Students must consent to be searched, although those who do not will be subject to school discipline “just as if they violate other school procedures,” she said.

“We will work with the community to be open about our procedures so they feel confident that the searches are random,” Searer said. “Our efforts will continue to focus on maintaining a safe learning and working environment.”

School district police created the computer program that will randomly select schools, she said.

Lessons from California

In creating the new initiative, the district referenced a similar policy in the Los Angeles Unified School District, which requires secondary schools to conduct daily random metal detector searches.

That policy has drawn strong opposition from the local American Civil Liberties Union, which has been pushing for an end to the practice.

“We really see schools as spaces that should be safe, supportive and welcoming spaces for students to learn,” said Ana Mendoza, a staff attorney for the ACLU Foundation of Southern California. “We think that policies like LA’s policy, and potentially Clark County’s policy, erode that kind of spirit and goal that we have for schools.”

The organization is part of a broader coalition, #StudentsNotSuspects, that published a study in June that reported that no guns were recovered in 2013-14 and 2014-15 as a result of random searches at district schools. Other types of weapons were found through such searches at 58 of the roughly 200 secondary schools, according to the report.

Another report in August by the city attorney’s office based on the district’s internal audits found that the policy had not been effective in recovering weapons.

Part of the problem may be insufficient funding. A 2014 audit of middle and high schools found that 38 percent did not have the required number of metal detector wands to carry out the searches, resulting in fewer searches than the policy required, according to the report.

It noted that the Los Angeles district would start a pilot program this fall to reduce the frequency of searches to 10 days per month. A district representative did not provide further information on the policy.

Mixed opinions

Berry, the Clark County parent, said he fears that the initiative at Las Vegas Valley school may just open up more problems, particularly with racial tensions.

He instead argues for a zero-tolerance policy for weapons found at school, one that would expel students on the first offense.
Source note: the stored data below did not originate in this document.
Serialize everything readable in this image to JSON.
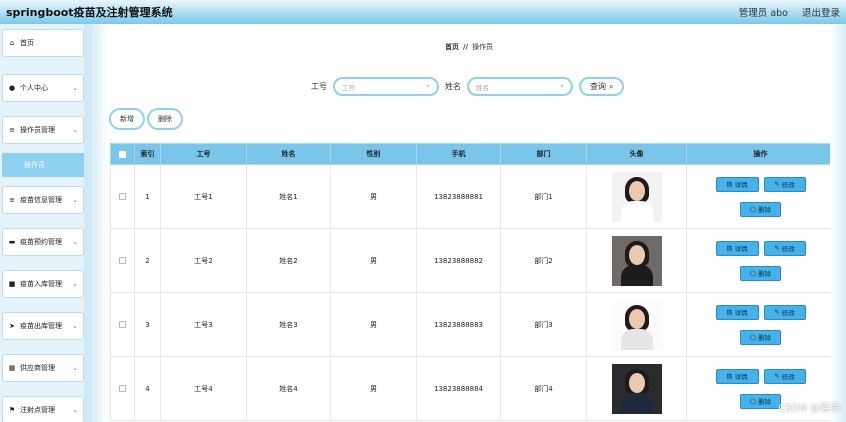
{
  "app": {
    "title": "springboot疫苗及注射管理系统",
    "user": "管理员 abo",
    "logout": "退出登录"
  },
  "sidebar": {
    "items": [
      {
        "label": "首页",
        "icon": "home-icon",
        "glyph": "⌂",
        "chevron": false
      },
      {
        "label": "个人中心",
        "icon": "user-icon",
        "glyph": "●",
        "chevron": true
      },
      {
        "label": "操作员管理",
        "icon": "list-icon",
        "glyph": "≡",
        "chevron": true
      },
      {
        "label": "疫苗信息管理",
        "icon": "list-icon",
        "glyph": "≡",
        "chevron": true
      },
      {
        "label": "疫苗预约管理",
        "icon": "briefcase-icon",
        "glyph": "▬",
        "chevron": true
      },
      {
        "label": "疫苗入库管理",
        "icon": "database-icon",
        "glyph": "■",
        "chevron": true
      },
      {
        "label": "疫苗出库管理",
        "icon": "send-icon",
        "glyph": "➤",
        "chevron": true
      },
      {
        "label": "供应商管理",
        "icon": "grid-icon",
        "glyph": "▦",
        "chevron": true
      },
      {
        "label": "注射点管理",
        "icon": "flag-icon",
        "glyph": "⚑",
        "chevron": true
      }
    ],
    "sub_item": "操作员"
  },
  "breadcrumb": {
    "home": "首页",
    "sep": "//",
    "current": "操作员"
  },
  "search": {
    "label1": "工号",
    "placeholder1": "工号",
    "label2": "姓名",
    "placeholder2": "姓名",
    "query": "查询"
  },
  "actions": {
    "add": "新增",
    "delete": "删除"
  },
  "table": {
    "headers": [
      "",
      "索引",
      "工号",
      "姓名",
      "性别",
      "手机",
      "部门",
      "头像",
      "操作"
    ],
    "rows": [
      {
        "index": "1",
        "id": "工号1",
        "name": "姓名1",
        "gender": "男",
        "phone": "13823888881",
        "dept": "部门1",
        "photo": {
          "bg": "#f2f2f2",
          "body": "#ffffff"
        }
      },
      {
        "index": "2",
        "id": "工号2",
        "name": "姓名2",
        "gender": "男",
        "phone": "13823888882",
        "dept": "部门2",
        "photo": {
          "bg": "#6f6a68",
          "body": "#1c1c1c"
        }
      },
      {
        "index": "3",
        "id": "工号3",
        "name": "姓名3",
        "gender": "男",
        "phone": "13823888883",
        "dept": "部门3",
        "photo": {
          "bg": "#fbfbfb",
          "body": "#e6e6e6"
        }
      },
      {
        "index": "4",
        "id": "工号4",
        "name": "姓名4",
        "gender": "男",
        "phone": "13823888884",
        "dept": "部门4",
        "photo": {
          "bg": "#2a2b2f",
          "body": "#1e2a3a"
        }
      }
    ],
    "ops": {
      "detail": "详情",
      "edit": "修改",
      "delete": "删除"
    }
  },
  "watermark": "CSDN @佳倫",
  "colors": {
    "accent": "#79c6ea",
    "button": "#45b3ea"
  }
}
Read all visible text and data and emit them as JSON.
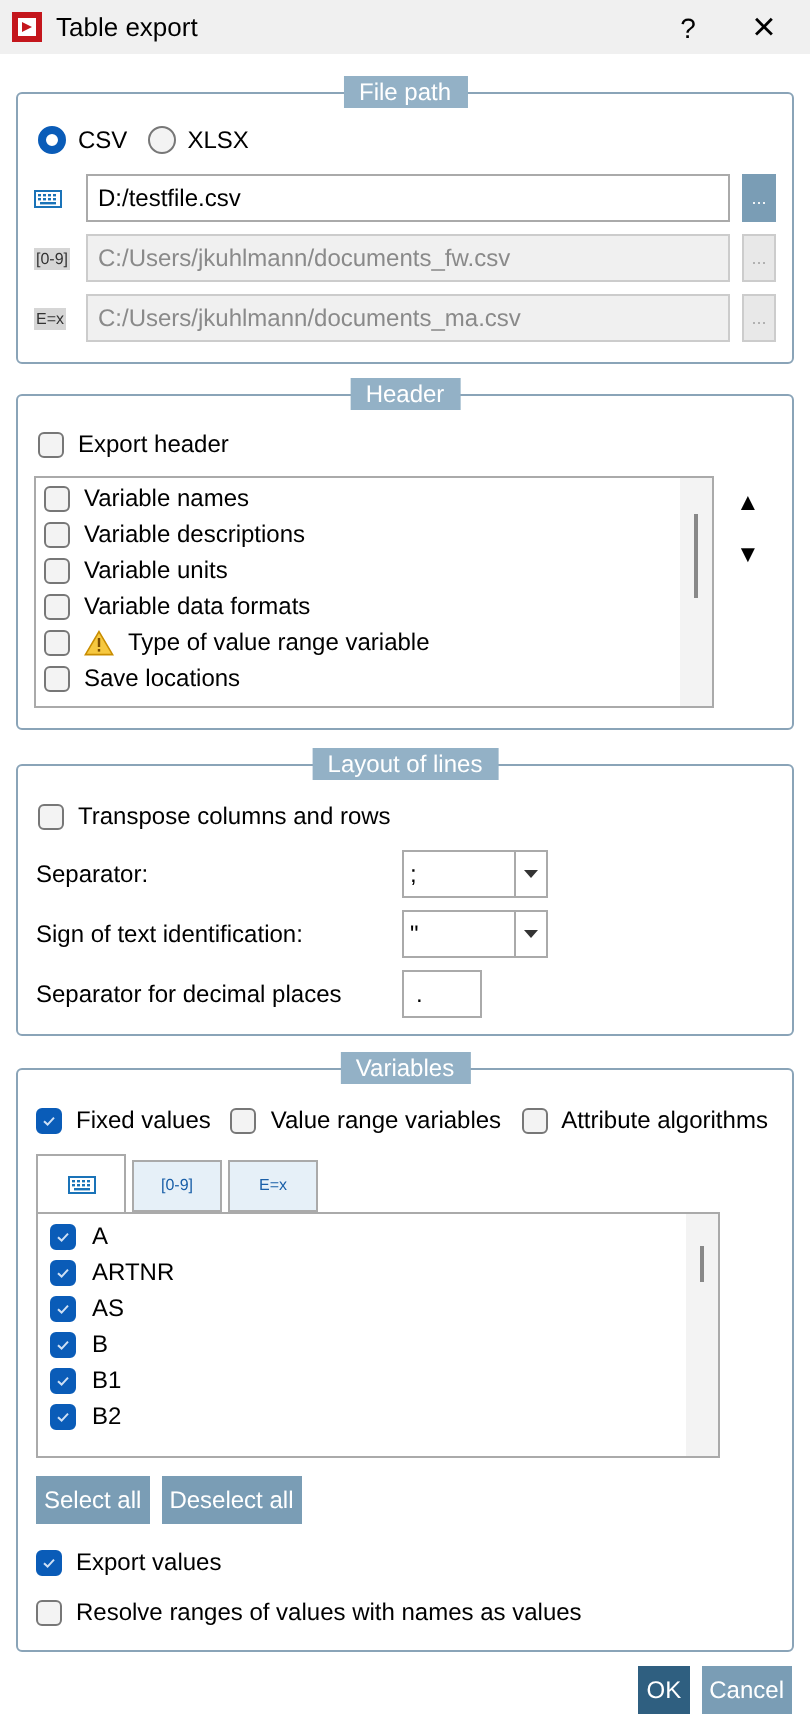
{
  "window": {
    "title": "Table export",
    "help": "?",
    "close": "×"
  },
  "file_path": {
    "legend": "File path",
    "formats": [
      {
        "label": "CSV",
        "selected": true
      },
      {
        "label": "XLSX",
        "selected": false
      }
    ],
    "paths": [
      {
        "kind": "keyboard",
        "value": "D:/testfile.csv",
        "disabled": false,
        "browse": "..."
      },
      {
        "kind": "tag",
        "tag": "[0-9]",
        "value": "C:/Users/jkuhlmann/documents_fw.csv",
        "disabled": true,
        "browse": "..."
      },
      {
        "kind": "tag",
        "tag": "E=x",
        "value": "C:/Users/jkuhlmann/documents_ma.csv",
        "disabled": true,
        "browse": "..."
      }
    ]
  },
  "header": {
    "legend": "Header",
    "export_header": {
      "label": "Export header",
      "checked": false
    },
    "items": [
      {
        "label": "Variable names",
        "checked": false,
        "warning": false
      },
      {
        "label": "Variable descriptions",
        "checked": false,
        "warning": false
      },
      {
        "label": "Variable units",
        "checked": false,
        "warning": false
      },
      {
        "label": "Variable data formats",
        "checked": false,
        "warning": false
      },
      {
        "label": "Type of value range variable",
        "checked": false,
        "warning": true
      },
      {
        "label": "Save locations",
        "checked": false,
        "warning": false
      }
    ],
    "move_up": "▲",
    "move_down": "▼"
  },
  "layout_of_lines": {
    "legend": "Layout of lines",
    "transpose": {
      "label": "Transpose columns and rows",
      "checked": false
    },
    "fields": [
      {
        "kind": "dropdown",
        "label": "Separator:",
        "value": ";"
      },
      {
        "kind": "dropdown",
        "label": "Sign of text identification:",
        "value": "\""
      },
      {
        "kind": "input",
        "label": "Separator for decimal places",
        "value": "."
      }
    ]
  },
  "variables": {
    "legend": "Variables",
    "filters": [
      {
        "label": "Fixed values",
        "checked": true
      },
      {
        "label": "Value range variables",
        "checked": false
      },
      {
        "label": "Attribute algorithms",
        "checked": false
      }
    ],
    "tabs": [
      {
        "kind": "keyboard",
        "selected": true
      },
      {
        "kind": "tag",
        "tag": "[0-9]",
        "selected": false
      },
      {
        "kind": "tag",
        "tag": "E=x",
        "selected": false
      }
    ],
    "items": [
      {
        "label": "A",
        "checked": true
      },
      {
        "label": "ARTNR",
        "checked": true
      },
      {
        "label": "AS",
        "checked": true
      },
      {
        "label": "B",
        "checked": true
      },
      {
        "label": "B1",
        "checked": true
      },
      {
        "label": "B2",
        "checked": true
      }
    ],
    "buttons": [
      "Select all",
      "Deselect all"
    ],
    "options": [
      {
        "label": "Export values",
        "checked": true
      },
      {
        "label": "Resolve ranges of values with names as values",
        "checked": false
      }
    ]
  },
  "buttons": [
    {
      "label": "OK",
      "primary": true
    },
    {
      "label": "Cancel",
      "primary": false
    }
  ]
}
Parents, he said, need to be held accountable for their children.

“The educators of today, (we) parents, we need to realize that that’s what they are,” he said. “Their job is to educate. … As parents, our job is to be parents.”

But Topachikyan, the Liberty High School student, said she supports the initiative because there is obviously an issue with people bringing weapons to school.

She also noted that students are already subject to search, and a sign at the entrance to Liberty reminds students of that.

And even though police deemed the threat against her school in September not credible, the incident raised her level of concern.

“I honestly thought that no one at my school would do something like that until that happened,” she said. “But I mean, there was always that fear in the back of my mind that something would happen, ever since the shooting in Florida.”